Whether by design, or by inclination, the attitude appears to be "if you don't mention it, it ain't happening".

This particular elephant hardly shows up on the radar at ANY of the MSM outlets. Obama's swatting of a fly is MUCH more important. And, of course, we can't let this "distraction" take our focus off of health care, right? Right?...

(Meant to put a smiley after that, but somehow just don't feel like it.)
-

GW said...

Ted: I am not sure if I agree wholly with your statement that most on the right don't believe this will snowball. I visit a number of blogs and read the MSM daily. The right seems divided between those who smell revolution in the air and those who are still stuck on viewing this through the lens of the Tehran Spring and the time of the Khatami presidency. During that period, it seemed that a counterrevolution was likely to occur at several points, yet it never materialized. Also, its very difficult for an unarmed populace to successfully bring about a revolution. I think those two things lie are what are causing some on the right to believe that this will not lead to a full scale revolution in Iran.

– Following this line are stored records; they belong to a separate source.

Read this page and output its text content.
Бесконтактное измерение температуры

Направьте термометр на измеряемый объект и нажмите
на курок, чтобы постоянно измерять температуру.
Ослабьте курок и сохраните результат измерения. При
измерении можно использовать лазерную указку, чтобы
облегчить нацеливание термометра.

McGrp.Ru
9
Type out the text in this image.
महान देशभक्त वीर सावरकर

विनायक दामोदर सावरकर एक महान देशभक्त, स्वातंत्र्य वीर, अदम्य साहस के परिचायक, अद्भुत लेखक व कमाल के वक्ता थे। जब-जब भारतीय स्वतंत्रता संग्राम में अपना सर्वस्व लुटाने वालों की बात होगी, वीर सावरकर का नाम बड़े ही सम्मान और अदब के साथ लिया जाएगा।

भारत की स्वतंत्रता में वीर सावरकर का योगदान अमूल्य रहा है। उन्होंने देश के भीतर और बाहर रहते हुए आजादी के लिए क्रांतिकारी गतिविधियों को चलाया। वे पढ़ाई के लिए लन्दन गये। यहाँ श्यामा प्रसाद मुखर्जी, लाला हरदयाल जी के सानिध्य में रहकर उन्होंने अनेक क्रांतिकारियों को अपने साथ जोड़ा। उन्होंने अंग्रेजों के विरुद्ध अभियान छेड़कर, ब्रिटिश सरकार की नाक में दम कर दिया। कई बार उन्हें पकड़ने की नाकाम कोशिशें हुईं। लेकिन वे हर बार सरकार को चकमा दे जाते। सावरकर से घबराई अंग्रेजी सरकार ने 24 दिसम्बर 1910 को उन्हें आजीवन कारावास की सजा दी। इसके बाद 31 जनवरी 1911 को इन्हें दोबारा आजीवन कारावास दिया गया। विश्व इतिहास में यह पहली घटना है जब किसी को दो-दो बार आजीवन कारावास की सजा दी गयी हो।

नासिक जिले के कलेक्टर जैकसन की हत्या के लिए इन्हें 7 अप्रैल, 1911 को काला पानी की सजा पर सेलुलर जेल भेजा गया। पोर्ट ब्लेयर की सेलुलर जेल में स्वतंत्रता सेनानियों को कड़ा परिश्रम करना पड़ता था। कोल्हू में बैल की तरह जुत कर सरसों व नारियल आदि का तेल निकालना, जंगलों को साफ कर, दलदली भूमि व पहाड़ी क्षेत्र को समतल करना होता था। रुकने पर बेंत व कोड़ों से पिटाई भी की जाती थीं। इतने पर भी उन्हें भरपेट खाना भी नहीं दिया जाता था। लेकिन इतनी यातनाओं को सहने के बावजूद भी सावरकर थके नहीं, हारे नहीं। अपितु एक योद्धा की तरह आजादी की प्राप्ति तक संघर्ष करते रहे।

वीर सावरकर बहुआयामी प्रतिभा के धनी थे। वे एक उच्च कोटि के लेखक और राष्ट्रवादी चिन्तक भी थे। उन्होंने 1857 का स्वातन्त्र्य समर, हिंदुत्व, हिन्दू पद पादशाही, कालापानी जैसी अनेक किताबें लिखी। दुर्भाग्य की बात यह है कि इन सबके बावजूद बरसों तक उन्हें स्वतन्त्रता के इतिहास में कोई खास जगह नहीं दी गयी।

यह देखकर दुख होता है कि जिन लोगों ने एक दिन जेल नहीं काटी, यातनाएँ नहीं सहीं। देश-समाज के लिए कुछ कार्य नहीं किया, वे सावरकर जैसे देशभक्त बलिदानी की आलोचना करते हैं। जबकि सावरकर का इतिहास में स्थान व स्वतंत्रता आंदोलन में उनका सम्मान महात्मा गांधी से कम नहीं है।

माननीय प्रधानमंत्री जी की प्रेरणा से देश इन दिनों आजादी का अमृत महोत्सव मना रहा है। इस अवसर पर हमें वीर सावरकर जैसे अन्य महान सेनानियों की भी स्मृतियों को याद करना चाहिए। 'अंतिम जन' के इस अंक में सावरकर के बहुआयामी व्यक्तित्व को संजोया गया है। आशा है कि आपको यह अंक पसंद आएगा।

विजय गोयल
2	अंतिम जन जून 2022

In the press, this seem to have also divided left wing reporting. Some claimed - seemingly in defiance of all facts and basic logic - that the results were accurate. Others claimed that this revolt would not last long because it lacked organization.

I know people who took part in the 79 revolution. Khomeini wrote the playbook, and that seems to be what is happening from their perspective - and mine.

Paul: Well put. Actually, that would fit right in with Victor Davis Hanson's article today on cognitive dissonance in Obamaworld. I blogged it below.

MathewK said...

"Further, its time for Obama to come out in full throated support of real democracy in Iran."

Yes it is and he's the leader of the only nation that has the means to actually do something for freedom and liberty. But alas, he won't, people should have taken note when he and his ilk were leading the charge to tear the man, who actually freed two nations, to pieces. Instead they supported his rise to power and the dimming of liberty.